Iain MacDonald started Weedle with the desire to provide a fundamentally better way of connecting people who have skills to people who need them within a trusted environment. Weedle employs 18 people at present, most of whom are mathematically and software orientated, and has users in over 160 countries. Not bad for a company that is only about a year old.
The origins of Weedle began when Iain needed to solve an arboreal problem at his home. He explains further, “I needed to find somebody who could help me cut down some trees at the bottom of my garden. I spent a bit of time asking my friends and my family if they knew somebody but unfortunately they didn’t. Then I went to Google and I found people who said they were very good tree surgeons but they were strangers to me. I found it very hard to trust them in terms of their competence, their value money, their reliability or their trustworthiness.
“I was pretty sure that the right person was out there. That they were out there looking to connect with me and I’m looking for someone with a skill I need and I am trying to connect with them. But the reality is that it is currently very difficult for us to find each other.”
Iain designed Weedle so that people who are searching for someone with a skill can go beyond just depending on how the suppliers have presented themselves, either via advertising or simply having membership of a professional or trade body. Using social networks as a means of verification there is now a way to assess other factors such as reliability and suitability in terms of being able to work with them.
“When you are looking for a lawyer or someone like that, often when a friend recommends them to you and you end up going to the lawyer they can turn out to be not the sort of person you are looking for. We can circumvent that waste of time by being able to see all the details of the person who has the skill before you contact them.

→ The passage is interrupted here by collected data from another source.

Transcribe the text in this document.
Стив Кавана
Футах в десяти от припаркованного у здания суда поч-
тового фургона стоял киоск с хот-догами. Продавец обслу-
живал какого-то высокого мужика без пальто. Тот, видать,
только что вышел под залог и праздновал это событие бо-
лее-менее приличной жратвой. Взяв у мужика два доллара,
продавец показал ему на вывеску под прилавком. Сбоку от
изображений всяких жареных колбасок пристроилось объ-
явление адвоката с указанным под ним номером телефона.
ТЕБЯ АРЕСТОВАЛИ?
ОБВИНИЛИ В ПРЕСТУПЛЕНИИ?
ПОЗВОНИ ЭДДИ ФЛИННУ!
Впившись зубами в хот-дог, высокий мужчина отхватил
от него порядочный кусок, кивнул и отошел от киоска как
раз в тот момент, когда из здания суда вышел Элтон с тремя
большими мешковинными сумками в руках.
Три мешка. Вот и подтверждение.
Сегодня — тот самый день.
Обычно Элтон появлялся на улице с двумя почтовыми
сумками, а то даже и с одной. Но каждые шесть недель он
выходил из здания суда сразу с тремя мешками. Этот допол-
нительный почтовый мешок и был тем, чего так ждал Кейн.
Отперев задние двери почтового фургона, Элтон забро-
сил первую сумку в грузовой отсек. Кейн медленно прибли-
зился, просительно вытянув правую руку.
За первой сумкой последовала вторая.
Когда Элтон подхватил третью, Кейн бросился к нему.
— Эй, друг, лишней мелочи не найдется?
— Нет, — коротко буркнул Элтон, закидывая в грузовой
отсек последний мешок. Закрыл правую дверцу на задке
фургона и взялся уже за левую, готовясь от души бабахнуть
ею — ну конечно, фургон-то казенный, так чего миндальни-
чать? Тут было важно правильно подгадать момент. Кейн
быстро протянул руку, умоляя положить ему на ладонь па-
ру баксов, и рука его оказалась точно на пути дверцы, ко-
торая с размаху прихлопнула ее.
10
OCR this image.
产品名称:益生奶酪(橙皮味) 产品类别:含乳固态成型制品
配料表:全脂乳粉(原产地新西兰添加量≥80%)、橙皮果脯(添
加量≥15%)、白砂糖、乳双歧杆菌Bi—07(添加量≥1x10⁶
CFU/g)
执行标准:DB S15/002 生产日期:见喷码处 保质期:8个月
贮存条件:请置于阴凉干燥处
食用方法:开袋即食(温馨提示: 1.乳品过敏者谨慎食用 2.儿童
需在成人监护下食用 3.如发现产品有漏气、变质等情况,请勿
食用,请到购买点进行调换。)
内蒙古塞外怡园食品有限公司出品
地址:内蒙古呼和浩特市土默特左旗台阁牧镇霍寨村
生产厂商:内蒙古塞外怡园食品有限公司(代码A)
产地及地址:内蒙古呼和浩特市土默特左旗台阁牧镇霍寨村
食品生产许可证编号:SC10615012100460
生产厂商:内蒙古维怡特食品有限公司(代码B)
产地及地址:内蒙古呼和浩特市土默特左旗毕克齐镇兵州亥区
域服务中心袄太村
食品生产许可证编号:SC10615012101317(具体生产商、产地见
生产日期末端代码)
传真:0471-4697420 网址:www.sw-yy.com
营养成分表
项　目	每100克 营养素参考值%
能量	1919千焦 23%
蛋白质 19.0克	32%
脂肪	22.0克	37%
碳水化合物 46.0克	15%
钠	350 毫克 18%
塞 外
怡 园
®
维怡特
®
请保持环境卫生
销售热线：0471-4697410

“What we have is a fabric of credibility. Say, I go to Weedle and I make my skill page. In order to be found when someone searches for me there are a couple of things we take into account in the context of our search algorithm. So, the first one is the content of my skill page and does it match for what someone would be searching for. The next element we take into account is who this person is actually connected to. We may have someone who has created a skill page and is connected to fifty people but they may be less credible then someone who has connected a skills page that maybe only connected to five people.”
How does Weedle compare to Facebook and Linkedin?
“Facebook is very good for communicating with your friends and Linkedin is very good for managing your white-collar network of contacts. But it is not so good if you are looking for a plumber or a carpenter.
“Even if you were looking for a corporate lawyer to float your company on the Nasdaq you’ll get a resume or a some type of CV. What people are really looking for is what projects has he or she been involved in, what role did he play, how long did it take him to do it and to see examples of the expertise that he has.
“It’s not just about say, a yoga teacher who simply states they have worked in ABC Yoga for the last five years. On Weedle you will see; this is where they trained, this is where they worked and here is a video of her giving a yoga class. Here are photographs of the yoga studio, here is a list of ten people that are in your network that went to their class.”
How much of a role does Semantic Web technology have in your system?
“It’s really very significant: A lot of sites using search have gone down the hierarchical directory structure route. A person would have to pick from a drop-down box and choose ‘telecom industry’ and then ‘mobile telephony’ and then ‘mobile network.’ It’s very hierachical and pigeon-holes people into specific positions.
“The particular benefit of using a semantic ontology is that we have no hierarchy to the classification of our user skills. If you go on to the site declaring that you are a carpenter then all you need to do is say “I am a carpenter.” We know that we need to present that search result in a population of search results generated when others search for terms like carpenter, woodworker or joiner.
“We can apportion levels of relevance to the skill pages we have versus search strings. Machine learning combined with Semantic Web technology creates a much better user experience.”
The underlying idea that determines credibility and trustworthiness both offline and online is social proof. Any claim you may make about yourself personally or professionally is validated, or not, against how you are perceived by your social network. Professional bodies may declare you competent and award you some sort of certification and send you out the door to ply your trade but it is how you handle your day to day dealings that really count for most people.
Iain has come up with a system that allows you to access the layers of social trust that surrounds us all and enables access to the sort of vital information on someone that would only normally become available over time and after, possibly, a number of encounters.